Marks & Spencer is gearing up for a jump in online sales this shopping season. And online retail buying is only set to increase—NASDAQ forecasts that 95% of purchases will be online by 2040—which means we need to ensure we deliver customers the best user experience possible.

Omnichannel is the new normal

Omnichannel has been a topic for a long time: a customer might start their buying journey on mobile, then go onto their laptop, they may even come into the store. Yet many retailers can't offer a unified brand experience across all channels. This is increasingly important for customers, who are now just as knowledgeable about a product as the brand’s salespeople. Some 81% of consumers research a product before going to the store. The brand’s challenge now is to add value to that engagement. 

M&S dramatically shifted our traditional retail approach for the omnichannel consumer in the drive to be digital-first in 2018. To keep up with this digital transformation, my engineering team had to introduce new tech. This included agile app development and aggressive cloud deployments, with partners like Azure, to cope with evolving customer demands and the rise in traffic. My team also turned to DevOps, AppOps, and AIOps to manage the hundreds of microservices now used by the retail platform.

The pandemic played a key role in accelerating digital avenues with a massive shift to digital consolidation. Online sales are growing above market rates—massively above market rates. And it's where we'll grow for the foreseeable future.

Evolving with customer needs

Retailers need to personalise the customer experience to remain competitive. But a great customer experience needs to be fed data to succeed. Acquiring data, making sense of it, and acting on it, is necessary work if businesses want to continually improve customer experience.

For me and my team, this means understanding and observing every aspect of the customer journey: multicloud to serverless with AWS, Kubernetes, microservices, events, logs, and the huge waves of data now being pushed across the business. These were tough asks that prompted my team to turn to observability because classic monitoring was unable to cope. Independent teams had no overall picture of the tech stack and the demand for continuous, always-on services was at risk. If you do classical monitoring, you'll see that there are so many events in experimentation that's, really, a lot of false positives. And it's hard to go and find out what's wrong. Observability is key. You contextualize your anomalies. 

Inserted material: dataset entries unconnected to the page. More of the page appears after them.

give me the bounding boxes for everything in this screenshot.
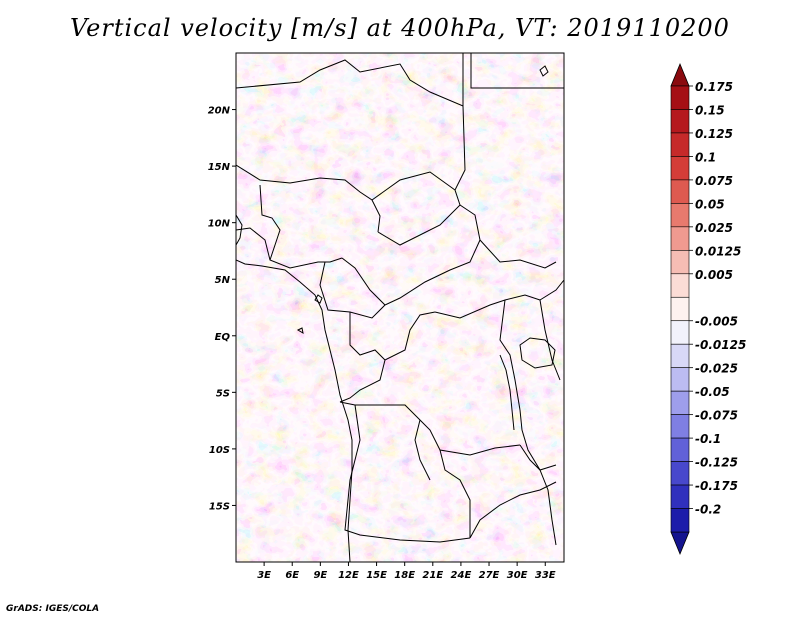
lat-tick-label: 15S bbox=[209, 501, 230, 512]
lat-tick-label: 10S bbox=[209, 445, 230, 456]
lon-tick-label: 3E bbox=[257, 570, 271, 581]
colorbar-box bbox=[670, 132, 690, 157]
colorbar-box bbox=[670, 437, 690, 462]
coastlines bbox=[236, 65, 557, 562]
colorbar-box bbox=[670, 461, 690, 486]
lon-tick-label: 30E bbox=[507, 570, 528, 581]
colorbar-box bbox=[670, 367, 690, 392]
lat-tick-label: 5N bbox=[215, 275, 231, 286]
colorbar-box bbox=[670, 250, 690, 275]
colorbar-label: -0.075 bbox=[695, 409, 738, 423]
lon-tick-label: 6E bbox=[285, 570, 299, 581]
lon-tick-label: 15E bbox=[366, 570, 387, 581]
country-borders bbox=[236, 53, 564, 543]
credit-label: GrADS: IGES/COLA bbox=[6, 604, 100, 614]
colorbar-label: -0.175 bbox=[695, 479, 738, 493]
colorbar-box bbox=[670, 156, 690, 181]
colorbar-box bbox=[670, 226, 690, 251]
colorbar-box bbox=[670, 179, 690, 204]
colorbar-label: -0.005 bbox=[695, 315, 738, 329]
lat-tick-label: 15N bbox=[208, 162, 231, 173]
colorbar-box bbox=[670, 414, 690, 439]
lon-tick-label: 9E bbox=[313, 570, 327, 581]
colorbar-label: -0.1 bbox=[695, 432, 721, 446]
colorbar-box bbox=[670, 203, 690, 228]
latitude-ticks: 20N 15N 10N 5N EQ 5S 10S 15S bbox=[208, 106, 236, 512]
plot-frame bbox=[235, 52, 565, 563]
map-title: Vertical velocity [m/s] at 400hPa, VT: 2… bbox=[70, 14, 730, 42]
colorbar-label: -0.025 bbox=[695, 362, 738, 376]
colorbar-label: 0.05 bbox=[695, 197, 725, 211]
colorbar-label: 0.15 bbox=[695, 103, 725, 117]
colorbar-label: 0.005 bbox=[695, 268, 733, 282]
colorbar-label: 0.125 bbox=[695, 127, 733, 141]
colorbar-box bbox=[670, 296, 690, 322]
colorbar-box bbox=[670, 484, 690, 509]
colorbar-box bbox=[670, 390, 690, 415]
lat-tick-label: 5S bbox=[216, 388, 230, 399]
colorbar-box bbox=[670, 85, 690, 110]
colorbar-box bbox=[670, 508, 690, 533]
colorbar-box bbox=[670, 109, 690, 134]
lat-tick-label: 10N bbox=[208, 219, 231, 230]
lon-tick-label: 27E bbox=[479, 570, 500, 581]
lon-tick-label: 18E bbox=[394, 570, 415, 581]
shaded-field bbox=[236, 53, 564, 562]
lat-tick-label: 20N bbox=[208, 106, 231, 117]
colorbar-label: -0.125 bbox=[695, 456, 738, 470]
colorbar-box bbox=[670, 273, 690, 298]
colorbar-label: 0.0125 bbox=[695, 244, 741, 258]
colorbar-boxes bbox=[670, 62, 690, 556]
colorbar-labels: 0.175 0.15 0.125 0.1 0.075 0.05 0.025 0.0125 0.0… bbox=[689, 80, 746, 517]
colorbar-bottom-arrow bbox=[670, 531, 690, 556]
lon-tick-label: 24E bbox=[451, 570, 472, 581]
colorbar-label: 0.025 bbox=[695, 221, 733, 235]
colorbar-label: -0.2 bbox=[695, 503, 721, 517]
colorbar-top-arrow bbox=[670, 62, 690, 87]
longitude-ticks: 3E 6E 9E 12E 15E 18E 21E 24E 27E 30E 33E bbox=[257, 562, 556, 581]
lon-tick-label: 21E bbox=[422, 570, 443, 581]
colorbar-label: -0.05 bbox=[695, 385, 730, 399]
colorbar-label: 0.075 bbox=[695, 174, 733, 188]
colorbar-label: -0.0125 bbox=[695, 338, 746, 352]
lat-tick-label: EQ bbox=[215, 332, 231, 343]
colorbar-box bbox=[670, 320, 690, 345]
colorbar-box bbox=[670, 343, 690, 368]
colorbar-label: 0.1 bbox=[695, 150, 716, 164]
colorbar-label: 0.175 bbox=[695, 80, 733, 94]
lon-tick-label: 33E bbox=[535, 570, 556, 581]
lon-tick-label: 12E bbox=[338, 570, 359, 581]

Today, observability is paramount to the M&S platform, allowing us to evolve with our customers. Refined dashboards were the first step. Numerous data sources from logs, events, metrics, traces, and instances were all incorporated in one place. Then, to gain a real picture of the M&S customer experience, my team added context, analysis, and aggregation via New Relic.

We need to use data for the tech level of the business. Averages and percentiles are not good enough anymore. You can meet the 75th percentile, but if you are affecting 25% of customers, or 65% of your high-profile customers, or the highest cost of baskets, then it's counterproductive in terms of percentiles. Percentiles and averages on their own can be misleading.

No more 2 am incident rooms

At M&S, the customer is the centre of all of our decision-making. We make decisions based on customer demands in a matter of seconds, not hours or weeks. This is especially true as we approach the busiest time of the year. 

New Relic has helped M&S reduce MTTR by one-third, a massive win. This improvement demonstrates the real value of observability—minutes of downtime and poor customer experience all relate to revenue, but they also impact long-term customer retention and lifetime customer value. Reducing MTTR also drastically changed our incident management processes. 

Before New Relic, we couldn’t easily identify the relevant team to an incident, and there could be up to 80 people trying to figure out the problem and who was accountable. Now, incidents can be resolved in minutes, the platform pinpoints the issue and the relevant team is notified. That means no more 2 a.m. incident rooms.

New Relic has helped M&S reduce MTTR by one-third, a massive win. This improvement demonstrates the real value of observability—minutes of downtime and poor customer experience all relate to revenue, but they also impact long-term customer retention and lifetime customer value. Reducing MTTR also drastically changed our incident management processes.